Aku mulai mengirim CV ke mana-mana. Dalam waktu sekitar satu bulan, mungkin lebih dari 200 lamaran kukirim ke berbagai lowongan, baik online maupun offline. Hasilnya? Nyaris tidak ada balasan. Aku sadar, selain pengalaman dua tahun sebagai pramugari, aku hanyalah lulusan SMA tanpa keterampilan lain yang bisa kutawarkan. Aku sempat merasa putus asa, menangis hampir setiap hari. Tinggal sendirian di kamar kos di Jakarta membuat semuanya terasa jauh lebih berat. Namun hidup harus terus berjalan. Setiap pagi aku tetap bangun, merapikan kamar, membuka laptop, lalu kembali mencari pekerjaan yang mungkin bisa kulakukan.
Hari berganti minggu, minggu berganti bulan. Sampai suatu hari aku menemukan sesuatu yang mengubah cara pandangku tentang karier: remote working. Aku mulai membaca tentang digital nomad, bekerja dari mana saja, dan perusahaan-perusahaan internasional yang merekrut talenta dari berbagai negara. Aku berpikir, mungkin ini jalanku. Bahasa Inggris selalu menjadi salah satu kekuatanku. Kalau aku bisa memanfaatkannya dengan baik, mungkin aku bisa bekerja sebagai Remote Customer Service dari kamar kosku. Masalah selesai? Ternyata tidak semudah itu.
Persaingan untuk pekerjaan remote jauh lebih ketat daripada yang kubayangkan, terutama untuk posisi entry-level seperti Customer Service. Aku mencoba melamar berbagai pekerjaan lain, termasuk Search Engine Evaluator, hingga akhirnya setelah berbulan-bulan mengirim lamaran, aku mendapat panggilan interview pertamaku sebagai Virtual Assistant di sebuah perusahaan Filipina. Interview berjalan cukup baik. Mereka memasukkanku ke dalam talent pool dan mengatakan akan menghubungiku jika ada klien yang cocok. Namun mereka juga bertanya apakah aku menguasai beberapa tools yang biasa digunakan seorang Virtual Assistant. Dan aku tidak bisa menjawabnya.

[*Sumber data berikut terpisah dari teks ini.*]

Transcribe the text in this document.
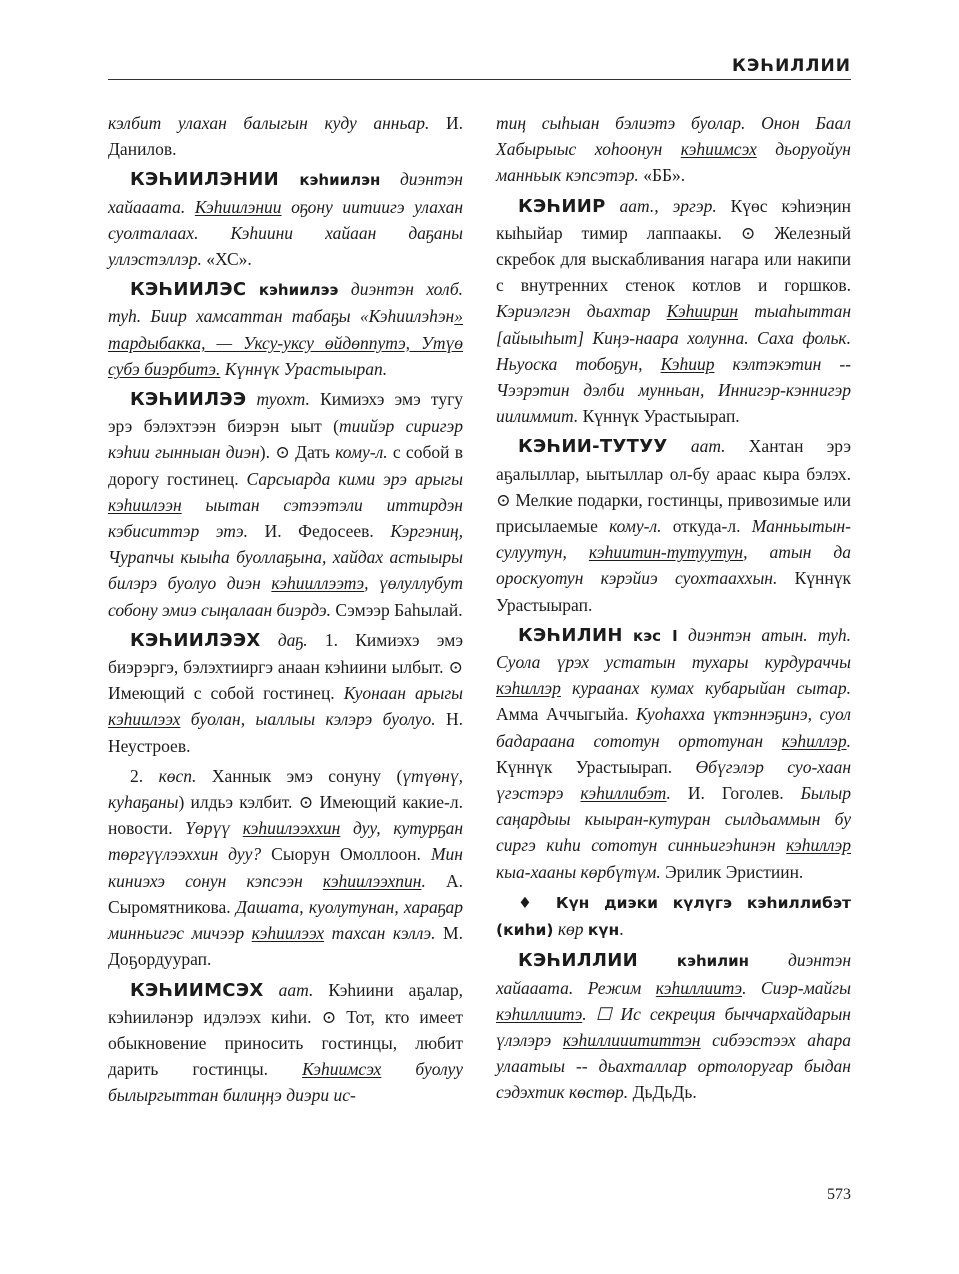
КЭҺИЛЛИИ

кэлбит улахан балыгын куду анньар. И. Данилов.

КЭҺИИЛЭНИИ кэһиилэн диэнтэн хайааата. Кэһиилэнии оҕону иитиигэ улахан суолталаах. Кэһиини хайаан даҕаны уллэстэллэр. «ХС».

КЭҺИИЛЭС кэһиилээ диэнтэн холб. туһ. Биир хамсаттан табаҕы «Кэһиилэһэн» тардыбакка, — Уксу-уксу өйдөппутэ, Утүө субэ биэрбитэ. Күннүк Урастыырап.

КЭҺИИЛЭЭ туохт. Кимиэхэ эмэ тугу эрэ бэлэхтээн биэрэн ыыт (тиийэр сиригэр кэһии гынныан диэн). ⊙ Дать кому-л. с собой в дорогу гостинец. Сарсыарда кими эрэ арыгы кэһиилээн ыытан сэтээтэли иттирдэн кэбиситтэр этэ. И. Федосеев. Кэргэниӊ, Чурапчы кыыһа буоллаҕына, хайдах астыыры билэрэ буолуо диэн кэһииллээтэ, үөлуллубут собону эмиэ сыӊалаан биэрдэ. Сэмээр Баһылай.

КЭҺИИЛЭЭХ даҕ. 1. Кимиэхэ эмэ биэрэргэ, бэлэхтииргэ анаан кэһиини ылбыт. ⊙ Имеющий с собой гостинец. Куонаан арыгы кэһиилээх буолан, ыаллыы кэлэрэ буолуо. Н. Неустроев.

2. көсп. Ханнык эмэ сонуну (үтүөнү, куһаҕаны) илдьэ кэлбит. ⊙ Имеющий какие-л. новости. Үөрүү кэһиилээххин дуу, кутурҕан төргүүлээххин дуу? Сыорун Омоллоон. Мин киниэхэ сонун кэпсээн кэһиилээхпин. А. Сыромятникова. Дашата, куолутунан, хараҕар минньигэс мичээр кэһиилээх тахсан кэллэ. М. Доҕордуурап.

КЭҺИИМСЭХ аат. Кэһиини аҕалар, кэһииләнэр идэлээх киһи. ⊙ Тот, кто имеет обыкновение приносить гостинцы, любит дарить гостинцы. Кэһиимсэх буолуу былыргыттан билиӊӊэ диэри ис-

тиӊ сыһыан бэлиэтэ буолар. Онон Баал Хабырыыс хоһоонун кэһиимсэх дьоруойун манньык кэпсэтэр. «ББ».

КЭҺИИР аат., эргэр. Күөс кэһиэӊин кыһыйар тимир лаппаакы. ⊙ Железный скребок для выскабливания нагара или накипи с внутренних стенок котлов и горшков. Кэриэлгэн дьахтар Кэһиирин тыаһыттан [айыыһыт] Киӊэ-наара холунна. Саха фольк. Ньуоска тобоҕун, Кэһиир кэлтэкэтин -- Чээрэтин дэлби мунньан, Иннигэр-кэннигэр иилиммит. Күннүк Урастыырап.

КЭҺИИ-ТУТУУ аат. Хантан эрэ аҕалыллар, ыытыллар ол-бу араас кыра бэлэх. ⊙ Мелкие подарки, гостинцы, привозимые или присылаемые кому-л. откуда-л. Манньытын-сулуутун, кэһиитин-тутуутун, атын да ороскуотун кэрэйиэ суохтааххын. Күннүк Урастыырап.

КЭҺИЛИН кэс I диэнтэн атын. туһ. Суола үрэх устатын тухары курдураччы кэһиллэр кураанах кумах кубарыйан сытар. Амма Аччыгыйа. Куоһахха үктэннэҕинэ, суол бадараана сототун ортотунан кэһиллэр. Күннүк Урастыырап. Өбүгэлэр суо-хаан үгэстэрэ кэһиллибэт. И. Гоголев. Былыр саӊардыы кыыран-кутуран сылдьаммын бу сиргэ киһи сототун синньигэһинэн кэһиллэр кыа-хааны көрбүтүм. Эрилик Эристиин.

♦ Күн диэки күлүгэ кэһиллибэт (киһи) көр күн.

КЭҺИЛЛИИ	кэһилин диэнтэн хайааата. Режим кэһиллиитэ. Сиэр-майгы кэһиллиитэ. ☐ Ис секреция быччархайдарын үлэлэрэ кэһиллииититтэн сибээстээх аһара улаатыы -- дьахталлар ортолоругар быдан сэдэхтик көстөр. ДьДьДь.

573
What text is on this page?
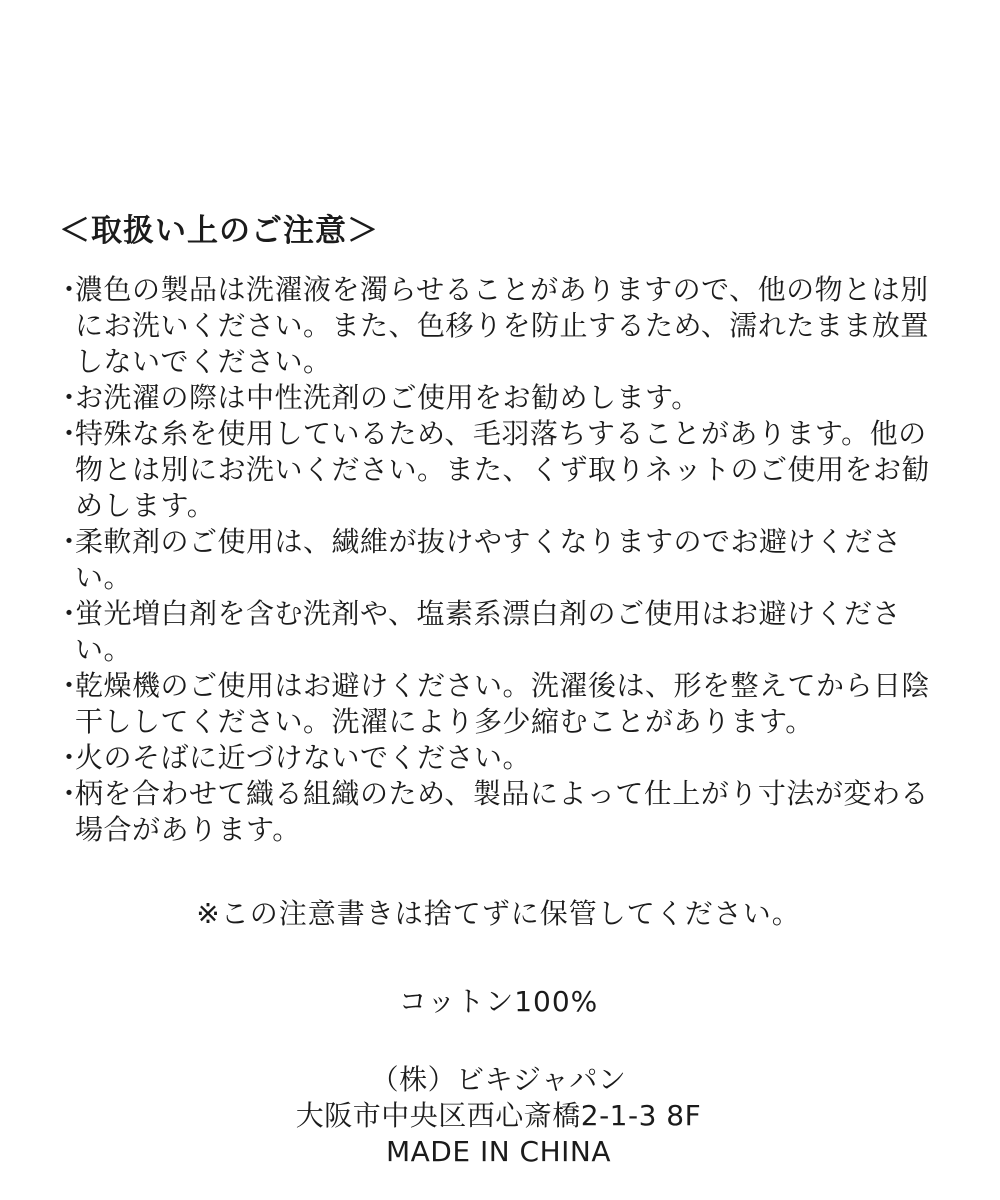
＜取扱い上のご注意＞
・
濃色の製品は洗濯液を濁らせることがありますので、他の物とは別にお洗いください。また、色移りを防止するため、濡れたまま放置しないでください。
・
お洗濯の際は中性洗剤のご使用をお勧めします。
・
特殊な糸を使用しているため、毛羽落ちすることがあります。他の物とは別にお洗いください。また、くず取りネットのご使用をお勧めします。
・
柔軟剤のご使用は、繊維が抜けやすくなりますのでお避けください。
・
蛍光増白剤を含む洗剤や、塩素系漂白剤のご使用はお避けください。
・
乾燥機のご使用はお避けください。洗濯後は、形を整えてから日陰干ししてください。洗濯により多少縮むことがあります。
・
火のそばに近づけないでください。
・
柄を合わせて織る組織のため、製品によって仕上がり寸法が変わる場合があります。

※この注意書きは捨てずに保管してください。

コットン100%

（株）ビキジャパン

大阪市中央区西心斎橋2-1-3 8F

MADE IN CHINA
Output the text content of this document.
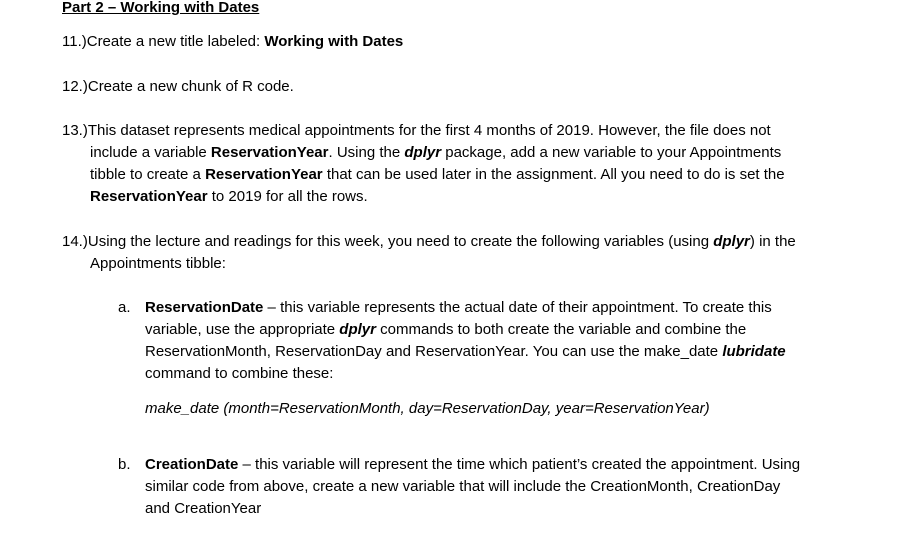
Part 2 – Working with Dates
11.)Create a new title labeled: Working with Dates
12.)Create a new chunk of R code.
13.)This dataset represents medical appointments for the first 4 months of 2019. However, the file does not
include a variable ReservationYear. Using the dplyr package, add a new variable to your Appointments
tibble to create a ReservationYear that can be used later in the assignment. All you need to do is set the
ReservationYear to 2019 for all the rows.
14.)Using the lecture and readings for this week, you need to create the following variables (using dplyr) in the
Appointments tibble:
a. ReservationDate – this variable represents the actual date of their appointment. To create this
variable, use the appropriate dplyr commands to both create the variable and combine the
ReservationMonth, ReservationDay and ReservationYear. You can use the make_date lubridate
command to combine these:
make_date (month=ReservationMonth, day=ReservationDay, year=ReservationYear)
b. CreationDate – this variable will represent the time which patient’s created the appointment. Using
similar code from above, create a new variable that will include the CreationMonth, CreationDay
and CreationYear
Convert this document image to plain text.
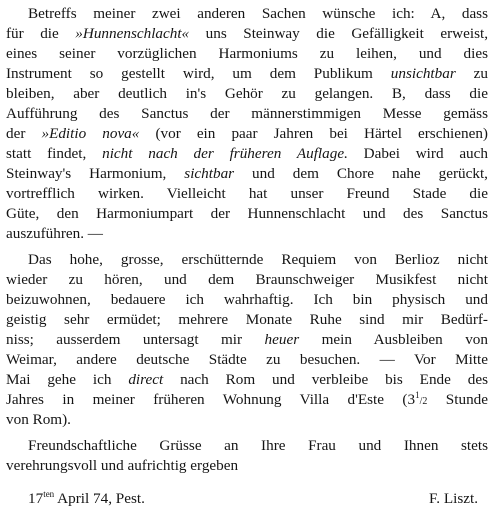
Betreffs meiner zwei anderen Sachen wünsche ich: A, dass
für die »Hunnenschlacht« uns Steinway die Gefälligkeit erweist,
eines seiner vorzüglichen Harmoniums zu leihen, und dies
Instrument so gestellt wird, um dem Publikum unsichtbar zu
bleiben, aber deutlich in's Gehör zu gelangen. B, dass die
Aufführung des Sanctus der männerstimmigen Messe gemäss
der »Editio nova« (vor ein paar Jahren bei Härtel erschienen)
statt findet, nicht nach der früheren Auflage. Dabei wird auch
Steinway's Harmonium, sichtbar und dem Chore nahe gerückt,
vortrefflich wirken. Vielleicht hat unser Freund Stade die
Güte, den Harmoniumpart der Hunnenschlacht und des Sanctus
auszuführen. —
Das hohe, grosse, erschütternde Requiem von Berlioz nicht
wieder zu hören, und dem Braunschweiger Musikfest nicht
beizuwohnen, bedauere ich wahrhaftig. Ich bin physisch und
geistig sehr ermüdet; mehrere Monate Ruhe sind mir Bedürf-
niss; ausserdem untersagt mir heuer mein Ausbleiben von
Weimar, andere deutsche Städte zu besuchen. — Vor Mitte
Mai gehe ich direct nach Rom und verbleibe bis Ende des
Jahres in meiner früheren Wohnung Villa d'Este ($3^1/2$ Stunde
von Rom).
Freundschaftliche Grüsse an Ihre Frau und Ihnen stets
verehrungsvoll und aufrichtig ergeben
$17^{ten}$ April 74, Pest.	F. Liszt.
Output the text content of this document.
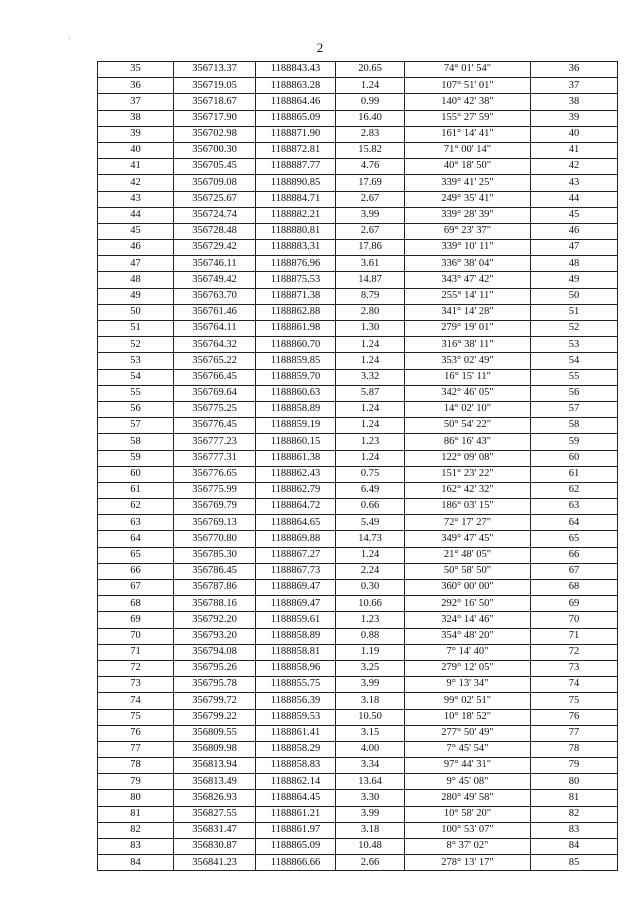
'	2
35	356713.37	1188843.43	20.65	74° 01' 54"	36
36	356719.05	1188863.28	1.24	107° 51' 01"	37
37	356718.67	1188864.46	0.99	140° 42' 38"	38
38	356717.90	1188865.09	16.40	155° 27' 59"	39
39	356702.98	1188871.90	2.83	161° 14' 41"	40
40	356700.30	1188872.81	15.82	71° 00' 14"	41
41	356705.45	1188887.77	4.76	40° 18' 50"	42
42	356709.08	1188890.85	17.69	339° 41' 25"	43
43	356725.67	1188884.71	2.67	249° 35' 41"	44
44	356724.74	1188882.21	3.99	339° 28' 39"	45
45	356728.48	1188880.81	2.67	69° 23' 37"	46
46	356729.42	1188883.31	17.86	339° 10' 11"	47
47	356746.11	1188876.96	3.61	336° 38' 04"	48
48	356749.42	1188875.53	14.87	343° 47' 42"	49
49	356763.70	1188871.38	8.79	255° 14' 11"	50
50	356761.46	1188862.88	2.80	341° 14' 28"	51
51	356764.11	1188861.98	1.30	279° 19' 01"	52
52	356764.32	1188860.70	1.24	316° 38' 11"	53
53	356765.22	1188859.85	1.24	353° 02' 49"	54
54	356766.45	1188859.70	3.32	16° 15' 11"	55
55	356769.64	1188860.63	5.87	342° 46' 05"	56
56	356775.25	1188858.89	1.24	14° 02' 10"	57
57	356776.45	1188859.19	1.24	50° 54' 22"	58
58	356777.23	1188860.15	1.23	86° 16' 43"	59
59	356777.31	1188861.38	1.24	122° 09' 08"	60
60	356776.65	1188862.43	0.75	151° 23' 22"	61
61	356775.99	1188862.79	6.49	162° 42' 32"	62
62	356769.79	1188864.72	0.66	186° 03' 15"	63
63	356769.13	1188864.65	5.49	72° 17' 27"	64
64	356770.80	1188869.88	14.73	349° 47' 45"	65
65	356785.30	1188867.27	1.24	21° 48' 05"	66
66	356786.45	1188867.73	2.24	50° 58' 50"	67
67	356787.86	1188869.47	0.30	360° 00' 00"	68
68	356788.16	1188869.47	10.66	292° 16' 50"	69
69	356792.20	1188859.61	1.23	324° 14' 46"	70
70	356793.20	1188858.89	0.88	354° 48' 20"	71
71	356794.08	1188858.81	1.19	7° 14' 40"	72
72	356795.26	1188858.96	3.25	279° 12' 05"	73
73	356795.78	1188855.75	3.99	9° 13' 34"	74
74	356799.72	1188856.39	3.18	99° 02' 51"	75
75	356799.22	1188859.53	10.50	10° 18' 52"	76
76	356809.55	1188861.41	3.15	277° 50' 49"	77
77	356809.98	1188858.29	4.00	7° 45' 54"	78
78	356813.94	1188858.83	3.34	97° 44' 31"	79
79	356813.49	1188862.14	13.64	9° 45' 08"	80
80	356826.93	1188864.45	3.30	280° 49' 58"	81
81	356827.55	1188861.21	3.99	10° 58' 20"	82
82	356831.47	1188861.97	3.18	100° 53' 07"	83
83	356830.87	1188865.09	10.48	8° 37' 02"	84
84	356841.23	1188866.66	2.66	278° 13' 17"	85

Saat itulah aku sadar. Masalahnya bukan karena aku kurang beruntung. Masalahnya adalah aku belum memiliki keterampilan yang dibutuhkan. Alih-alih menyerah, interview itu justru menjadi titik balik. Aku mulai mencari tempat belajar hingga akhirnya menemukan Remote Skills Academy (RSA) dan mengikuti kelas Virtual Assistant mereka.
Di sanalah semuanya mulai berubah. Aku tidak hanya belajar tentang tugas seorang Virtual Assistant, tetapi juga memahami bagaimana bekerja secara remote, berkomunikasi dengan klien internasional, menggunakan berbagai tools digital, hingga membangun profesionalisme sebagai remote worker. Yang paling berharga, aku juga mendapatkan klien pertamaku melalui RSA. Hari itu menjadi awal dari perjalanan karier yang sama sekali baru.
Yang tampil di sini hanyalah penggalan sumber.